Here are some tips to save some bucks.
Drink from the public fountains
At a cafe, a bottle of water costs about $5. Or you could spend nothing by drinking from Switzerland’s thousands of picturesque fountains. As some Swiss will tell you, the water some restaurants serve you comes from these same fountains.
As you explore, carry a bottle with you to fill. Although most fountains gush with potable water, note signs that say otherwise. If the fountain looks shady (algae or bugs gone belly up), move on to the next.
Eat at grocery stores
Eating out in Switzerland is not cheap. Don’t expect sanctuary at fast food restaurants either. At one Burger King in Lucerne I peeked inside, and a Whopper Jr. with large fries and a drink fetched about $13.50.
To eat on a budget, buy your meals at markets, such as Coop and Migros. Some have delis where you can buy prepared food. A modest sandwich might cost you about $5 or $6. Don’t forget to wash it down with fountain water. If you’re peevish about drinking from a fountain, you can get a small bottle of store-brand water for less than a buck.
If you do eat at a restaurant, you can still save money by forgoing drinks. I usually down a Diet Coke with my meal when I dine out, but not in Switzerland, where an 11-once Coke costs about $5. Why would I when they’re about a buck at a nearby market? And if you just want free tap water, ask for hahnenwasser.
Buy your train tickets online or get a Swiss Travel Pass
Trains are a great way to get around Switzerland, connecting major cities and running efficiently.

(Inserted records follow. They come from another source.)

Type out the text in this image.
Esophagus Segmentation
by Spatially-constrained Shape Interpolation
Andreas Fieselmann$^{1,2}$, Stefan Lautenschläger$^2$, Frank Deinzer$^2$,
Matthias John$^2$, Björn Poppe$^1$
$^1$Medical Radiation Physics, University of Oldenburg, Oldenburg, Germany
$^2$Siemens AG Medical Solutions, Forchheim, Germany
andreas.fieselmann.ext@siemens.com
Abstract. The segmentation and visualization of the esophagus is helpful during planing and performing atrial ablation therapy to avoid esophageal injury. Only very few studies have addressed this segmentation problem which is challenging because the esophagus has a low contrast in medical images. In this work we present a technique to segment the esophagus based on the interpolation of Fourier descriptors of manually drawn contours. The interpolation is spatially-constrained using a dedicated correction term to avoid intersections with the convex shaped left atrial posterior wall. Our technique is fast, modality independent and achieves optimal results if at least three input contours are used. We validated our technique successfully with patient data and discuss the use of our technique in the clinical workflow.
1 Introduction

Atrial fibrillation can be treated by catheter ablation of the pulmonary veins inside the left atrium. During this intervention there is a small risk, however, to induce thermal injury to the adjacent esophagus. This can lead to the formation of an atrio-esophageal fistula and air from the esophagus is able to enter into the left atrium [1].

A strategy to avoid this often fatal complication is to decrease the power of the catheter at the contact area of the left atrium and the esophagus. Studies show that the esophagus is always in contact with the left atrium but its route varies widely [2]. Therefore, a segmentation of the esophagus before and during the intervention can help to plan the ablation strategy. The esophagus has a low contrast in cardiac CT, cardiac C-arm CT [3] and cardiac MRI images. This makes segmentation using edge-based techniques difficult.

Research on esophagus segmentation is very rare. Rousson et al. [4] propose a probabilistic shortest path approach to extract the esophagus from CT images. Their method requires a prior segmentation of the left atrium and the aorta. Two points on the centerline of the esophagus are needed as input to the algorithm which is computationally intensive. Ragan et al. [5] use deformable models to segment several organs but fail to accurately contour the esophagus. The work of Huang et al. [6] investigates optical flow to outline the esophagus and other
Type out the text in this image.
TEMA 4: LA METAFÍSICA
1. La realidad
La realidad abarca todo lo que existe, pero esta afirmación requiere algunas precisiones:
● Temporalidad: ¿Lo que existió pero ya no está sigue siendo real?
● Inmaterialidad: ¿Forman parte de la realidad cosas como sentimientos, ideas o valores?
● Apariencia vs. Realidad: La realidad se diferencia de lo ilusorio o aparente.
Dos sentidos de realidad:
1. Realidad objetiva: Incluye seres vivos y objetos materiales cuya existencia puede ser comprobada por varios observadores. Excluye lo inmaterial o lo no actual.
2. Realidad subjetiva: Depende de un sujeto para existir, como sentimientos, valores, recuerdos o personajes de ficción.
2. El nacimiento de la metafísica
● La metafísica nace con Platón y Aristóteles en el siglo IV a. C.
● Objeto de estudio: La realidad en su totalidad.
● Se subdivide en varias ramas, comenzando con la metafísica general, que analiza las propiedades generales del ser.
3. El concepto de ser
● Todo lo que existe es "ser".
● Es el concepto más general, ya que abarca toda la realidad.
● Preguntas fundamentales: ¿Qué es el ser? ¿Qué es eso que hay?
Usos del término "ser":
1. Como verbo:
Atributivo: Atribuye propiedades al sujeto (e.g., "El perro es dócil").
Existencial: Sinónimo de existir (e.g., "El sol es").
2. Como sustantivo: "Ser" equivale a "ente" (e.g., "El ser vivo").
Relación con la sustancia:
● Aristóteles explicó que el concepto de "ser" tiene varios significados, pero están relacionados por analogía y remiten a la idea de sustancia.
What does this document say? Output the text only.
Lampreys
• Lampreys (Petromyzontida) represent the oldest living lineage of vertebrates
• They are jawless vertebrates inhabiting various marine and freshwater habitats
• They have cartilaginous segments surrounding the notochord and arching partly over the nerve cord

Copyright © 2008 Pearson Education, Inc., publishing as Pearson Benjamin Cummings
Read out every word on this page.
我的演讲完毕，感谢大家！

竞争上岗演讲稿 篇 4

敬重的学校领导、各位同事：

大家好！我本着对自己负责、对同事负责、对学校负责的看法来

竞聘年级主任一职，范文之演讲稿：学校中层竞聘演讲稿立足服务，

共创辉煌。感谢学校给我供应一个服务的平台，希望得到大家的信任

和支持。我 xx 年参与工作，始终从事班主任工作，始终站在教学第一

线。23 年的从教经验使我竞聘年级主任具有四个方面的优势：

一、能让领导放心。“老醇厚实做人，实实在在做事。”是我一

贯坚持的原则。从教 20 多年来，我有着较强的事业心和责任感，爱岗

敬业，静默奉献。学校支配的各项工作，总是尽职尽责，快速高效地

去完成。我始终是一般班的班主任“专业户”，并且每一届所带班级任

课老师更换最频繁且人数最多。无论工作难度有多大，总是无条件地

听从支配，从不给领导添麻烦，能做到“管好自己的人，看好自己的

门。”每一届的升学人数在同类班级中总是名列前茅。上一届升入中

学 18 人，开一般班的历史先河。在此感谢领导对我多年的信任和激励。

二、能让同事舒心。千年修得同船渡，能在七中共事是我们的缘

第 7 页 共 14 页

Save on fares by buying discounted supersaver tickets online for many routes.
A supersaver ticket from Zurich to Lucerne costs about $15. The same ticket purchased at the station sets you back about $25.
If you’re going to spend several days traversing Switzerland, consider a Swiss Travel Pass. These passes get you on trains, buses, boats and offer other perks, including free admission to more than 480 museums.
You can buy passes for consecutive days, in increments of three (about $220), four (about $262) and eight days (about $378), or non-consecutive days for slightly more.
Be strategic about purchases
Assuming your vacation itinerary includes nearby France, Germany or Italy, consider whether you can buy something in those countries for less than you’d pay in Switzerland.
On a recent trip to Switzerland, I took day trips into Germany and France with my sister and brother-in-law, who have lived in Switzerland for several years. They used the excursions to stock up on everyday goods, such as diapers, toys and a Thermos.
Do buy chocolates in Switzerland, though. You’ll pay the same or even a little less compared with nearby countries. Get them at a market. Coop and Migros have extensive chocolate aisles and sell inexpensive store brands. Your family and friends won’t know.